Wie der Autor zeigt, bietet das Bauen unter der Erde neue und sehr interessante Wege. Freiliegende Industriebauten stellen insofern ein heikleres Problem dar, als die Nähe von Ansiedlungen oder Touristenzentren für die Wahl der Konstruktionssysteme ausschlaggebend ist, die oft unter dem Einfluß des von der Vorstellung des Architekten geschaffenen traditionellen Modus’ stehen. Diese Art von Anpassung, des Werkes an ein besonderes Klima, hält, weit davon entfernt, eine moderne Auffassung des zu schaffenden Ganzen zu verhindern, im Gegenteil eine gültige Tradition aufrecht, die es verdient, erhalten zu werden.

Der Architekt führt danach die verschiedenen, diesen industriellen Bauten mit ihren besonderen Normen eigenen Probleme an. Das menschliche Problem hat eine spezielle Bedeutung und der Komfort des Personals, das im Innern dem ständigen Kontakt mit geräuschvollen Maschinen ausgesetzt ist, mußte besonders berücksichtig werden.

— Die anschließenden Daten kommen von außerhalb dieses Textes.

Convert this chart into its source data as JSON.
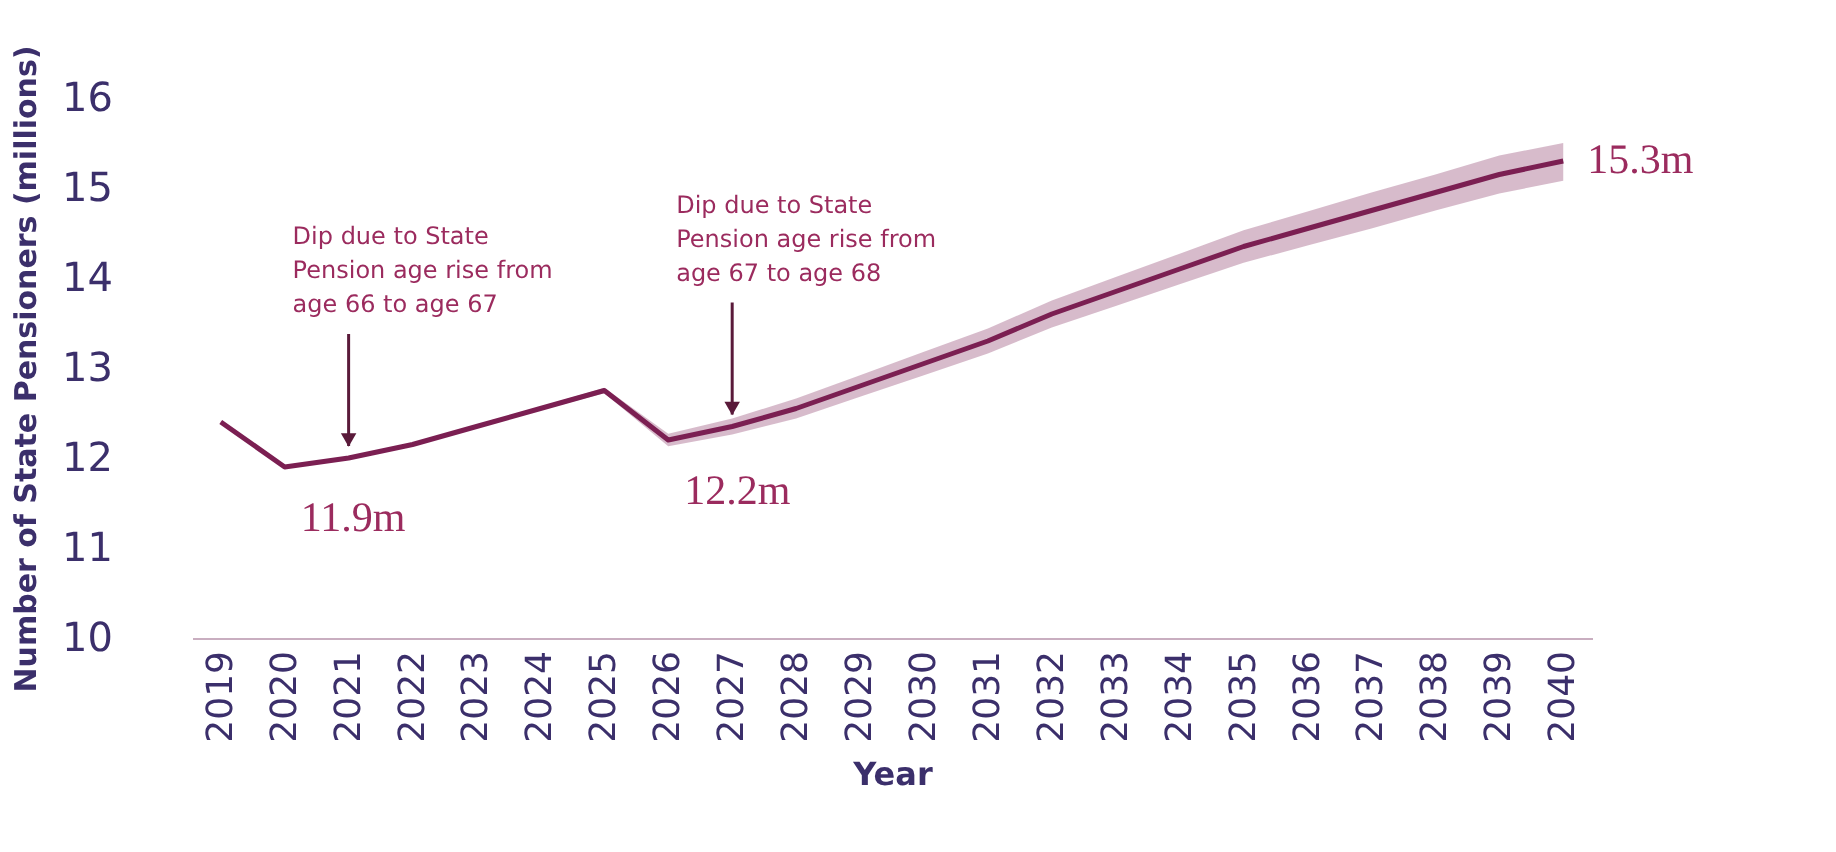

Vor den Gebäuden breitet sich die Schönheit der Alpenlandschaft aus; im Winter drohen aber auch Schnee, Sturm und Lawinengefahr.

Der Artikel schließt mit einem Bericht über die Anlage der unmittelbaren Umgebung dieser Werke, die der Natur am Ende der Arbeiten gewissermaßen wiedergegeben wurden und es wird dem Architekten gewünscht, mit ähnlichen Projekten in Berührung zu kommen. Sie werden ihnen neue Freuden in einem wunderbaren Beruf, der Tag für Tag zur Lösung neuer Probleme auffordert, schenken.